By Barak Ravid and Amos Harel, Haaretz Correspondents, Haaretz Service and Agencies
http://www.haaretz.com/hasen/spages/962403.html
 

Prime Minister Ehud Olmert on Monday denied a cease-fire agreement with Hamas, even though Qassam fire and Israel Defense Forces strikes have subsided recently.

Coming out of a meeting with the Czech prime minister, Olmert said that "there is no cease-fire agreement with Hamas, and nor are there direct or indirect talks."

Similarly, Defense Minister Ehud Barak said that Israel would continue to operate against Hamas in the Gaza Strip.

"The fighting is ongoing and will continue and will at times increase and decrease," he said.

"There is not at this point any agreement," Barak said. "But if today people go to school in Ashkelon without Grad-type [rockets], or sit in Sderot and Sapir College without Qassams, I wouldn't propose complaining about any quiet day, but at any moment in which we need to act, we will."

Hamas spokesman Sami Abu Zuhri also said Monday that no comprehensive cease-fire had been reached. Hamas officials said their leaders would, however, continue Egyptian-led efforts to secure a truce.

The government recently ordered the IDF to exercise restraint in operations in the Gaza Strip, pursuant to what a senior government official termed new rules of the game forged in the aftermath of last week's military operation in Gaza.

The official credited these rules, under which Israel will not attack Gaza as long as Hamas does not fire at Israel, with the recent lull in violence. Yet at the same time, he charged, they completely contradict last week's cabinet decision, which stated that Israel should keep up the military pressure on Hamas.

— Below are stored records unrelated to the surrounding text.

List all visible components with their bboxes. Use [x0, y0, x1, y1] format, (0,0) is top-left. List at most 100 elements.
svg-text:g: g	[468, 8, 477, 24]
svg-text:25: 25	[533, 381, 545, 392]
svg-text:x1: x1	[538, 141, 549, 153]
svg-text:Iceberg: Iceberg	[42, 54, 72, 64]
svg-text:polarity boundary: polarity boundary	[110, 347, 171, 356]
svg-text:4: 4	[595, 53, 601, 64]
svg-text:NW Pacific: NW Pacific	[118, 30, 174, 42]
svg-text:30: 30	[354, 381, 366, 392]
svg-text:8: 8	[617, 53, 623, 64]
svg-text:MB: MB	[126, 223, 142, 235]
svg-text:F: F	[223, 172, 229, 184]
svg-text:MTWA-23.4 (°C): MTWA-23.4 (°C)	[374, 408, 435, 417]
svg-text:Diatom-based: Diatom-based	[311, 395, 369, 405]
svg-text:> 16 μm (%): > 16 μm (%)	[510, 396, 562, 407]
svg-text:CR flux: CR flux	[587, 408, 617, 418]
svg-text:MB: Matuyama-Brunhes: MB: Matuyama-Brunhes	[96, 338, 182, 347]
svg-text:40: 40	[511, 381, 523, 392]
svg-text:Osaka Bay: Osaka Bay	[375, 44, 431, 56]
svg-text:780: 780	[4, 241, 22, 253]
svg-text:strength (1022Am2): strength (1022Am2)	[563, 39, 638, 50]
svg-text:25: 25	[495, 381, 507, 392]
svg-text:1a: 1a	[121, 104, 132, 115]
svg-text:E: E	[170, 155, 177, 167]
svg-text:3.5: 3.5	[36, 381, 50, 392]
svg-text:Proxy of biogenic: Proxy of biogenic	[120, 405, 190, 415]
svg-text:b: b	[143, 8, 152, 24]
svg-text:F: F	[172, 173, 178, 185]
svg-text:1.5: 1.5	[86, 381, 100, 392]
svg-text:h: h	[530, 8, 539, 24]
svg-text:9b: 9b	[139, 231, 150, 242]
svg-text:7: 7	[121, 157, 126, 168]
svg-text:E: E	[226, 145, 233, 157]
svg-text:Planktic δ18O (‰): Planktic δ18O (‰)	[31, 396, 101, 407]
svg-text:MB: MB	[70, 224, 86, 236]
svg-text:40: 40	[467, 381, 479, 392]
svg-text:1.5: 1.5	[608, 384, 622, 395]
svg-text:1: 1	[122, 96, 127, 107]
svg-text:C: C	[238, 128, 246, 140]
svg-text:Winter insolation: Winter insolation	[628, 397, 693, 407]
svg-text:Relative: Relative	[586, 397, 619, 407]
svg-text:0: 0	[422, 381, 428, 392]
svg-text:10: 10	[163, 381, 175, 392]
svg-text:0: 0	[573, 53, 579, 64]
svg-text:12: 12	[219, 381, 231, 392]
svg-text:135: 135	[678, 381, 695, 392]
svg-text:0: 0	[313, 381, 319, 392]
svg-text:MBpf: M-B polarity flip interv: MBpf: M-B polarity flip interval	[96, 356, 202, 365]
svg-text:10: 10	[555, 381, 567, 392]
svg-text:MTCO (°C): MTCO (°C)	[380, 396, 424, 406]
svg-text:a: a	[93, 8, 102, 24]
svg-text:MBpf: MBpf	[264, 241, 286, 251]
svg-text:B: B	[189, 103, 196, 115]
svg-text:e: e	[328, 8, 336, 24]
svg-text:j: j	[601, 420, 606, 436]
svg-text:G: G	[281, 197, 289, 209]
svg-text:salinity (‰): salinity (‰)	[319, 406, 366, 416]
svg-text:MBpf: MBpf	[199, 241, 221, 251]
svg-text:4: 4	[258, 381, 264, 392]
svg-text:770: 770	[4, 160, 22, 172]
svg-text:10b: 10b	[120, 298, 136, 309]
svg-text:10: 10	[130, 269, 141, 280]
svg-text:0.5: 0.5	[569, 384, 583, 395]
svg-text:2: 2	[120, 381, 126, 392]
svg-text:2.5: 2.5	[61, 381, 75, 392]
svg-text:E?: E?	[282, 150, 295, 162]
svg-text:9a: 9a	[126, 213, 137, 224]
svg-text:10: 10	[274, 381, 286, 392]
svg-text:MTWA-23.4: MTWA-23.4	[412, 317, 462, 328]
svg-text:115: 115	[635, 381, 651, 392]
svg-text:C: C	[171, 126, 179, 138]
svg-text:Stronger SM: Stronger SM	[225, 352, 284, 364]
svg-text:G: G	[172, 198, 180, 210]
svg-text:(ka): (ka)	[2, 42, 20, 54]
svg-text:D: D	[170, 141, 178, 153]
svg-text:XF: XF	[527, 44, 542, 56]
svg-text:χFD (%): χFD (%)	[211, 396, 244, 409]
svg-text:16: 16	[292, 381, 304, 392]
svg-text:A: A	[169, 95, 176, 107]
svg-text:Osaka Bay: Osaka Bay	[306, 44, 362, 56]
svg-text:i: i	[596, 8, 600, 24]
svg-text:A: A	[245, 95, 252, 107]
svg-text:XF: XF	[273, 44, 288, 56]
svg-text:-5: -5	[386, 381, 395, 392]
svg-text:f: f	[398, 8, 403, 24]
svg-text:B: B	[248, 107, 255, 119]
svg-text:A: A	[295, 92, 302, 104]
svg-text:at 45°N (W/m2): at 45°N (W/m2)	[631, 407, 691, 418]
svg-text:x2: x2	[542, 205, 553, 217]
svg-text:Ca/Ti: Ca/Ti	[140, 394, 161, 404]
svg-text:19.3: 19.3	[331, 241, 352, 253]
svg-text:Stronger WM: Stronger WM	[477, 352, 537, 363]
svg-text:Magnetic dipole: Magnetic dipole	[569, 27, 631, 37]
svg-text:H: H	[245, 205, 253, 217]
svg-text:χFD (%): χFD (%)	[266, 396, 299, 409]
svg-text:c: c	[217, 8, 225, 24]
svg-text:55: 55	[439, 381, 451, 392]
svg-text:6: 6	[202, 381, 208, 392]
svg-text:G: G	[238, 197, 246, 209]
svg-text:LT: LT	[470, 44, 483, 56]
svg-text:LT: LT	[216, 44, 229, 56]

The volume of rocket fire from Gaza has declined sharply in recent days: Since last Friday, Palestinians have fired only three Qassam rockets at Israel, compared to some 50 a day during the previous week. The IDF, for its part, has withdrawn all ground troops from the Strip and also halted aerial assaults.

The government official stressed that there is no formal agreement with Hamas. Rather, he said, unofficial rules were formulated during U.S. Secretary of State Condoleezza Rice's visit last week, via a series of messages, both open and secret, exchanged by Israel and Hamas.

Rice apparently relayed a proposal for resuming the lull that Hamas had transmitted via Egypt, and on her departure last Wednesday, Prime Minister Ehud Olmert responded publicly, saying: "If they don't fire Qassams at us, we won't attack in Gaza." Since then, both sides have sharply reduced the volume of fire.

A military source said that while the rules of engagement in Gaza have not officially been altered, "the general trend was made clear to us. For now, we are not really fighting Hamas. There is restraint, even if undeclared. Where things are really heading, we'll know only later."

The senior government official said that in effect, the unofficial ground rules covered three possible scenarios:

* If the rocket fire stops completely, so will IDF operations in Gaza.

* If Palestinians fire only at Sderot and other communities near Gaza, Israel will respond primarily with aerial assaults.

* If rockets hit Ashkelon, Israel will respond with ground operations like last week's, in which over 100 Palestinians were killed.

However, the official warned, "beyond the temporary lull, the new tacit arrangement does not advance Israel toward its goals." This arrangement, he added, "completely contradicts the cabinet's decision [of last week], without proper procedure or cabinet approval."

That decision called for continuing the military pressure on Hamas, in an effort to stop both the rocket fire and the organization's ongoing arms build-up.

"It's very unfortunate," the official added. "We don't gain anything by this. How will this prevent the next clash, or the resumption of Grad [rocket] fire on Ashkelon? Tomorrow, there could be 60 Qassams on Sderot, and we have not advanced one centimeter toward achieving the goals we set for ourselves in the cabinet."

In particular, the official said, the new "rules of the game" do nothing to prevent Hamas's ongoing arms build-up. "Now that a lull has been achieved in practice, the Egyptians have gotten what they want, so they have no motivation to take action against the [arms] smuggling," he argued. "Our lever for pressure has been greatly weakened."

But the Prime Minister's Office denied that any arrangement with Hamas existed. "We hold to our position that if they don't shoot at us, we won't shoot back," a senior official in the office said.